The Greenback, Tenn.-based firm has been working with an unnamed tire maker to develop the drum for use in making bias aircraft tires that are fitted mainly on corporate jets, said Mark Byerley, BPS vice president of research and development, along with technical sales.
The drums currently used in making these tires typically date back 50 years or more, Byerley said in discussing the project during the International Tire Exhibition & Conference for Tire Manufacturing, held Sept. 9-11 in Akron.
“It is old, literally antique technology,” he said. “The tire builder is taking the tire and parts of the drum off and laying it on a table. Then he has to put them back on the drum for the next build.”
These are among the most difficult tires to build as the tires can have from eight to 16 plies and in most cases have dual and triple beads. Unlike a passenger car tire, where a fully automatic drum comes down and the carcass comes right off, these aircraft tires are still made using manual processes.

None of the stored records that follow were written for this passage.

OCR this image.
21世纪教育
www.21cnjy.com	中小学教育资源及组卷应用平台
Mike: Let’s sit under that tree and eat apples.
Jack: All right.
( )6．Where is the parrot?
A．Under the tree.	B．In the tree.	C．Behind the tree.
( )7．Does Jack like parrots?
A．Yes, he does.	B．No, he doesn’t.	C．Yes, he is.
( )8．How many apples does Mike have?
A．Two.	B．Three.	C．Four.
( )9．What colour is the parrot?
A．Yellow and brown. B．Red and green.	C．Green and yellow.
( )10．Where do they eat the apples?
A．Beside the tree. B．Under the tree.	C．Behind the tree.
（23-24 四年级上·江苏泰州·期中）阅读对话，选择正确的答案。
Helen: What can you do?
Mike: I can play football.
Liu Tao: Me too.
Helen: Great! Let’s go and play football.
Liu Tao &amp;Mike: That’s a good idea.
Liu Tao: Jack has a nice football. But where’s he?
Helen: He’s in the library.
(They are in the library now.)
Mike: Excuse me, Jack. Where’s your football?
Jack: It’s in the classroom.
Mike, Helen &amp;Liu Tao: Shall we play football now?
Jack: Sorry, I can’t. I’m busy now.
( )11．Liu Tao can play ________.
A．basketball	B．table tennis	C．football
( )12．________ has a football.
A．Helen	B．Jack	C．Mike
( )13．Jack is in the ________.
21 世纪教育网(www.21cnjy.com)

But Byerley said this can change once BPS Engineering's patent-pending retracting flange drum is ready to be put to use. The tire building drum, he claimed, can narrow its width, and then collapse out of the tire automatically in about 25 seconds, compared to the several minutes it takes with the present manual designs. This new technology will eliminate five steps currently done manually.
“The drum is very simple, but its collapse ratios are in the 1.4 range, which is unheard of in this type of tooling,” the BPS executive said. “For people like me who sit around thinking about tire machine tooling, this is close to the Holy Grail. I tend to feel this is a tribute to all of those souls manually assembling these types of tires.”

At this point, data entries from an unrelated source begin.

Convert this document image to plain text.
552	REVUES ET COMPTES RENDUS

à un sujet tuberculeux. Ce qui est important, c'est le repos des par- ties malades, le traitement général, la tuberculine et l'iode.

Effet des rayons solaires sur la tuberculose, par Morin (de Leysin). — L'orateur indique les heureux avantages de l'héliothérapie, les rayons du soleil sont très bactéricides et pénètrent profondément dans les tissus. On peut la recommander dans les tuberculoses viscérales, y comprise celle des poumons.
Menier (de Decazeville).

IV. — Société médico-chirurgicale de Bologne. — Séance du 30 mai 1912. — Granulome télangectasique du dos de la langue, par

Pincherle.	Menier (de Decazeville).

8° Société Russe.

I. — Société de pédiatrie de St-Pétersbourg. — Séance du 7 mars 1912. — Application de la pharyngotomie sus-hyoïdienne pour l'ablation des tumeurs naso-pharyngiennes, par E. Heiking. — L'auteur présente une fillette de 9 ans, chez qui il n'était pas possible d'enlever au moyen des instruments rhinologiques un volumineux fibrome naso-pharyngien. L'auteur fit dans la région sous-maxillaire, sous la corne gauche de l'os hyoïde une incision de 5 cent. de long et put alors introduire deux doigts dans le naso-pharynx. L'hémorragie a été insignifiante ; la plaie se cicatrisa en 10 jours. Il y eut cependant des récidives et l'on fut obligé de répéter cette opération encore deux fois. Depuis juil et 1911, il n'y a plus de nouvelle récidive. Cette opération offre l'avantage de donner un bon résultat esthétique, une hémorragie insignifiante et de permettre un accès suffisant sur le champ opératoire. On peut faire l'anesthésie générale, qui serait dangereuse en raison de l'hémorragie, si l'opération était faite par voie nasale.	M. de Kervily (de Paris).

Bridgestone Corp., Michelin and Goodyear make these types of aircraft tires, along with some other manufacturers. Though the market is small, Byerley said there are multiple suppliers because some of the tires are used on U.S. aircraft, so there needs to be at least two vendors.
He also termed these tires as a “have to” market, because new specification tires can't be fitted on the jets without going through a complete requalification with the Federal Aviation Authority.
BPS has been working with one of the Big Three tire makers on the project for about the past year, but he declined to name which one. “The opportunity presented itself, and on this occasion we thought we had a way to fix it,” Byerley said. “In the past we didn't know how to do it. But by combining some features off of other drums and mechanisms, we learned a way to make this drum work.”
When the potential customer saw what has been accomplished thus far, he said officials were pleased. It still isn't ready for actual production yet, but should be by year's end. One thing left to be accomplished is placing a special coating on the outside of the drum to keep the tires from sticking.
In the end, Byerley said it won't be entirely ready for production until it's put in actual production to see if it works. “Even though it's run in trials, until you get the pressure of the build cycle on it, you really don't know if you have it fixed.”
Once the new drum is working on the bias aircraft tires, that can lead to other applications, including some heavy industrial tire lines used in such things as underground mining tires used in long wall coal mining. “With this type of movement, others can look at these designs and possibly apply them to other difficult tires,” he said.
BPS Engineering employs 19 and has seen healthy growth in the past several years, he said. All of the new tire plant and expansion projects have helped, as he said even some of the main tire machinery builders are using BPS tooling in some instances.